To wit: Beulah Puckle-Peters is a the former press secretary whose default expression is a scowl. She looks like a chief matron in a women's prison who has discovered that 1 of the women in block 6 is keeping a pet mouse. In that location is also son-in-law Jored, who looks like a "prince minus the codpiece." And Katie Borgia O'Reilly, a "meth-lab Lauren Bacall" who is not so much a spin doctor just a "centrifuge," a whirling dervish of alternative facts, conspiracy theories and total-courtroom trash talk.

Buckley, a quondam speechwriter for George H.W. Bush, knows this world inside out—which is perhaps the only manner to truly know it—and it shows in every sentence. He describes the grotesqueness of day-to-solar day life inside the Beltway with the thing-of-fact casualness of a baseball writer covering a Yankees-Nationals game in June—when there were baseball games in June. He uses few if any assertion points and none of the unbelievable exaggerations you might see on the nightly news. Real incidents that have happened during the existent Trump presidency are interwoven with fictitious ones with such ease that I occasionally institute myself wondering which were existent and which were Buckley.

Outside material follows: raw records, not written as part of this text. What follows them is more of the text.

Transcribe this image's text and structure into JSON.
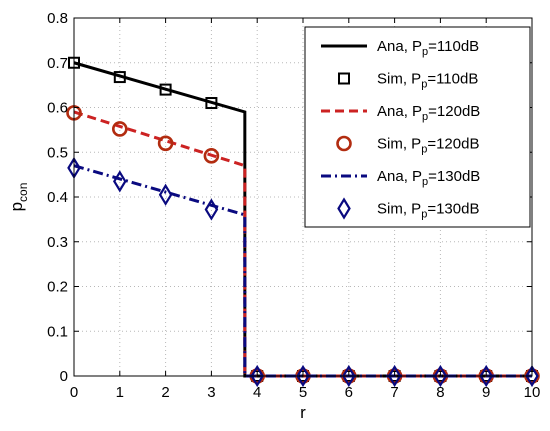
{
  "chart_data": {
    "type": "line",
    "xlabel": "r",
    "ylabel_main": "p",
    "ylabel_sub": "con",
    "xlim": [
      0,
      10
    ],
    "ylim": [
      0,
      0.8
    ],
    "xticks": [
      "0",
      "1",
      "2",
      "3",
      "4",
      "5",
      "6",
      "7",
      "8",
      "9",
      "10"
    ],
    "yticks": [
      "0",
      "0.1",
      "0.2",
      "0.3",
      "0.4",
      "0.5",
      "0.6",
      "0.7",
      "0.8"
    ],
    "grid": true,
    "legend_position": "top-right",
    "series": [
      {
        "prefix": "Ana, P",
        "sub": "p",
        "suffix": "=110dB",
        "kind": "line",
        "style": "solid",
        "color": "#000000",
        "x": [
          0,
          3.73,
          3.73,
          10
        ],
        "y": [
          0.7,
          0.59,
          0,
          0
        ]
      },
      {
        "prefix": "Sim, P",
        "sub": "p",
        "suffix": "=110dB",
        "kind": "marker",
        "marker": "square",
        "color": "#000000",
        "x": [
          0,
          1,
          2,
          3,
          4,
          5,
          6,
          7,
          8,
          9,
          10
        ],
        "y": [
          0.7,
          0.668,
          0.64,
          0.61,
          0,
          0,
          0,
          0,
          0,
          0,
          0
        ]
      },
      {
        "prefix": "Ana, P",
        "sub": "p",
        "suffix": "=120dB",
        "kind": "line",
        "style": "dashed",
        "color": "#cc2222",
        "x": [
          0,
          3.73,
          3.73,
          10
        ],
        "y": [
          0.59,
          0.47,
          0,
          0
        ]
      },
      {
        "prefix": "Sim, P",
        "sub": "p",
        "suffix": "=120dB",
        "kind": "marker",
        "marker": "circle",
        "color": "#b22c10",
        "x": [
          0,
          1,
          2,
          3,
          4,
          5,
          6,
          7,
          8,
          9,
          10
        ],
        "y": [
          0.588,
          0.552,
          0.52,
          0.492,
          0,
          0,
          0,
          0,
          0,
          0,
          0
        ]
      },
      {
        "prefix": "Ana, P",
        "sub": "p",
        "suffix": "=130dB",
        "kind": "line",
        "style": "dashdot",
        "color": "#0a0a80",
        "x": [
          0,
          3.73,
          3.73,
          10
        ],
        "y": [
          0.47,
          0.36,
          0,
          0
        ]
      },
      {
        "prefix": "Sim, P",
        "sub": "p",
        "suffix": "=130dB",
        "kind": "marker",
        "marker": "diamond",
        "color": "#0a0a80",
        "x": [
          0,
          1,
          2,
          3,
          4,
          5,
          6,
          7,
          8,
          9,
          10
        ],
        "y": [
          0.465,
          0.435,
          0.405,
          0.372,
          0,
          0,
          0,
          0,
          0,
          0,
          0
        ]
      }
    ]
  }
}
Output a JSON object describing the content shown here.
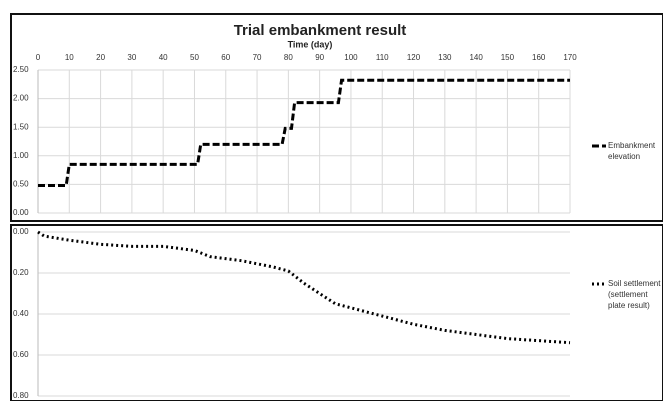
{
  "chart_data": [
    {
      "type": "line",
      "title": "Trial embankment result",
      "x_label": "Time (day)",
      "xlim": [
        0,
        170
      ],
      "xticks": [
        0,
        10,
        20,
        30,
        40,
        50,
        60,
        70,
        80,
        90,
        100,
        110,
        120,
        130,
        140,
        150,
        160,
        170
      ],
      "ylim": [
        0,
        2.5
      ],
      "yticks": [
        {
          "value": 0,
          "label": "0.00"
        },
        {
          "value": 0.5,
          "label": "0.50"
        },
        {
          "value": 1,
          "label": "1.00"
        },
        {
          "value": 1.5,
          "label": "1.50"
        },
        {
          "value": 2,
          "label": "2.00"
        },
        {
          "value": 2.5,
          "label": "2.50"
        }
      ],
      "grid": true,
      "series": [
        {
          "name": "Embankment elevation",
          "color": "#000000",
          "dash": "dashed",
          "x": [
            0,
            9,
            10,
            51,
            52,
            78,
            79,
            81,
            82,
            96,
            97,
            170
          ],
          "values": [
            0.48,
            0.48,
            0.85,
            0.85,
            1.2,
            1.2,
            1.48,
            1.48,
            1.93,
            1.93,
            2.32,
            2.32
          ]
        }
      ]
    },
    {
      "type": "line",
      "xlim": [
        0,
        170
      ],
      "ylim": [
        0,
        0.8
      ],
      "y_inverted": true,
      "yticks": [
        {
          "value": 0,
          "label": "0.00"
        },
        {
          "value": 0.2,
          "label": "0.20"
        },
        {
          "value": 0.4,
          "label": "0.40"
        },
        {
          "value": 0.6,
          "label": "0.60"
        },
        {
          "value": 0.8,
          "label": "0.80"
        }
      ],
      "grid": true,
      "series": [
        {
          "name": "Soil settlement (settlement plate result)",
          "color": "#000000",
          "dash": "dotted",
          "x": [
            0,
            2,
            10,
            20,
            30,
            40,
            50,
            55,
            65,
            75,
            80,
            85,
            90,
            95,
            100,
            110,
            120,
            130,
            140,
            150,
            160,
            170
          ],
          "values": [
            0,
            0.02,
            0.04,
            0.06,
            0.07,
            0.07,
            0.09,
            0.12,
            0.14,
            0.17,
            0.19,
            0.25,
            0.3,
            0.35,
            0.37,
            0.41,
            0.45,
            0.48,
            0.5,
            0.52,
            0.53,
            0.54
          ]
        }
      ]
    }
  ]
}
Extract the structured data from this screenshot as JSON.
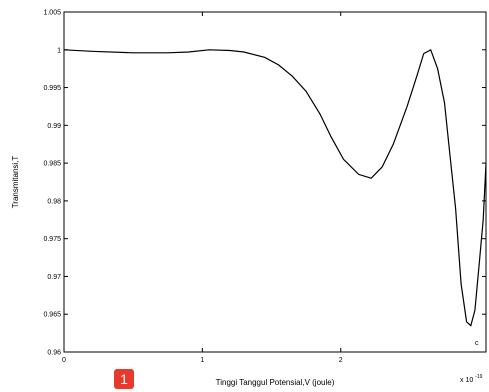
{
  "chart_data": {
    "type": "line",
    "xlabel": "Tinggi Tanggul Potensial,V (joule)",
    "ylabel": "Transmitansi,T",
    "x_multiplier_label": "x 10",
    "x_multiplier_exp": "-19",
    "xlim": [
      0,
      3.05
    ],
    "ylim": [
      0.96,
      1.005
    ],
    "x_ticks": [
      {
        "value": 0,
        "label": "0"
      },
      {
        "value": 1,
        "label": "1"
      },
      {
        "value": 2,
        "label": "2"
      }
    ],
    "y_ticks": [
      {
        "value": 0.96,
        "label": "0.96"
      },
      {
        "value": 0.965,
        "label": "0.965"
      },
      {
        "value": 0.97,
        "label": "0.97"
      },
      {
        "value": 0.975,
        "label": "0.975"
      },
      {
        "value": 0.98,
        "label": "0.98"
      },
      {
        "value": 0.985,
        "label": "0.985"
      },
      {
        "value": 0.99,
        "label": "0.99"
      },
      {
        "value": 0.995,
        "label": "0.995"
      },
      {
        "value": 1,
        "label": "1"
      },
      {
        "value": 1.005,
        "label": "1.005"
      }
    ],
    "grid": false,
    "annotation": "c",
    "series": [
      {
        "color": "#000000",
        "x": [
          0,
          0.2,
          0.5,
          0.75,
          0.9,
          1.05,
          1.2,
          1.3,
          1.45,
          1.55,
          1.65,
          1.75,
          1.85,
          1.93,
          2.02,
          2.13,
          2.22,
          2.3,
          2.38,
          2.48,
          2.55,
          2.6,
          2.65,
          2.7,
          2.75,
          2.79,
          2.83,
          2.87,
          2.91,
          2.94,
          2.97,
          3.0,
          3.03,
          3.05
        ],
        "y": [
          1.0,
          0.9998,
          0.9996,
          0.9996,
          0.9997,
          1.0,
          0.9999,
          0.9997,
          0.999,
          0.998,
          0.9965,
          0.9945,
          0.9915,
          0.9885,
          0.9855,
          0.9835,
          0.983,
          0.9845,
          0.9875,
          0.9925,
          0.9965,
          0.9995,
          1.0,
          0.9975,
          0.993,
          0.986,
          0.979,
          0.969,
          0.964,
          0.9635,
          0.9655,
          0.9715,
          0.9775,
          0.985
        ]
      }
    ]
  },
  "badge_label": "1"
}
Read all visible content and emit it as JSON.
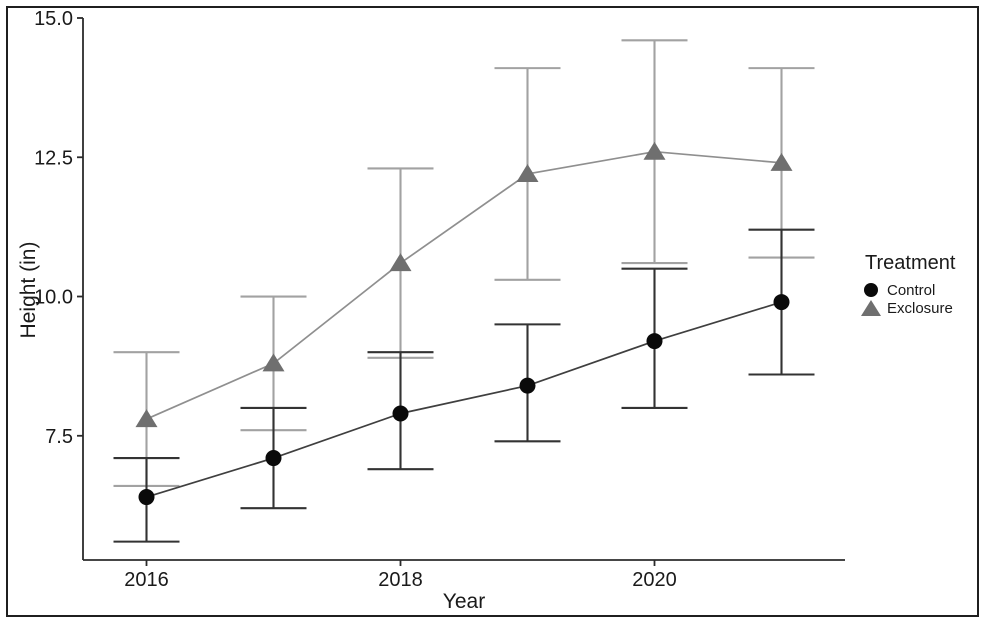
{
  "chart_data": {
    "type": "line",
    "title": "",
    "xlabel": "Year",
    "ylabel": "Height (in)",
    "xlim": [
      2015.5,
      2021.5
    ],
    "ylim": [
      5.27,
      15.0
    ],
    "grid": false,
    "background": "#ffffff",
    "axis_color": "#2b2b2b",
    "text_color": "#1a1a1a",
    "x_ticks": {
      "values": [
        2016,
        2018,
        2020
      ],
      "labels": [
        "2016",
        "2018",
        "2020"
      ]
    },
    "y_ticks": {
      "values": [
        7.5,
        10.0,
        12.5,
        15.0
      ],
      "labels": [
        "7.5",
        "10.0",
        "12.5",
        "15.0"
      ]
    },
    "x": [
      2016,
      2017,
      2018,
      2019,
      2020,
      2021
    ],
    "legend": {
      "title": "Treatment",
      "position": "right"
    },
    "series": [
      {
        "name": "Exclosure",
        "marker": "triangle",
        "marker_color": "#6f6f6f",
        "line_color": "#8f8f8f",
        "error_color": "#a2a2a2",
        "values": [
          7.8,
          8.8,
          10.6,
          12.2,
          12.6,
          12.4
        ],
        "error_low": [
          6.6,
          7.6,
          8.9,
          10.3,
          10.6,
          10.7
        ],
        "error_high": [
          9.0,
          10.0,
          12.3,
          14.1,
          14.6,
          14.1
        ]
      },
      {
        "name": "Control",
        "marker": "circle",
        "marker_color": "#0a0a0a",
        "line_color": "#3f3f3f",
        "error_color": "#333333",
        "values": [
          6.4,
          7.1,
          7.9,
          8.4,
          9.2,
          9.9
        ],
        "error_low": [
          5.6,
          6.2,
          6.9,
          7.4,
          8.0,
          8.6
        ],
        "error_high": [
          7.1,
          8.0,
          9.0,
          9.5,
          10.5,
          11.2
        ]
      }
    ]
  }
}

For a few years, Buckley took a pause from writing political satire. He had long targeted targets on all specks of the political spectrum. No one was safe; fifty-fifty heroes and icons had feet of clay, and God knows what their hair and makeup were fabricated of. Simply then, he claimed, real life had moved beyond satire and Donald Trump was beyond real life.

Buckley didn't entirely give up on the technique. His ii books written over the past four years, The Relic Master and The Gauge Hunter, are sharp satires, but they avoid whatsoever overt mention of modern-day politics. Buckley'south return to tarnishing the smoothen on the buckle of the Beltway is long overdue, but his hiatus has not dulled his dry out, cutting wit at all. His subtlety is a more than welcome antitoxin to the assuming-faced, all-caps exclamations that define the Twitterverse, 24-hour news cycle and their No. one subject field, one who does not commonly invite subtlety.

People working from home are in luck: While reading this, they tin can laugh out loud freely and not fear the strange looks of beau commuters or diners. Then, too, all readers are in luck anyhow, because Make Russia Great Again gives them a reason to laugh out loud again.

Make Russia Great Once more is published by Simon & Schuster, and it is available online and wherever you can notice an open bookstore.

Make Russia Great Again
The cover of "Make Russia Great Once more," designed past Richard Ljoenes for Christopher Buckley's latest novel set in the mythical identify called Washington.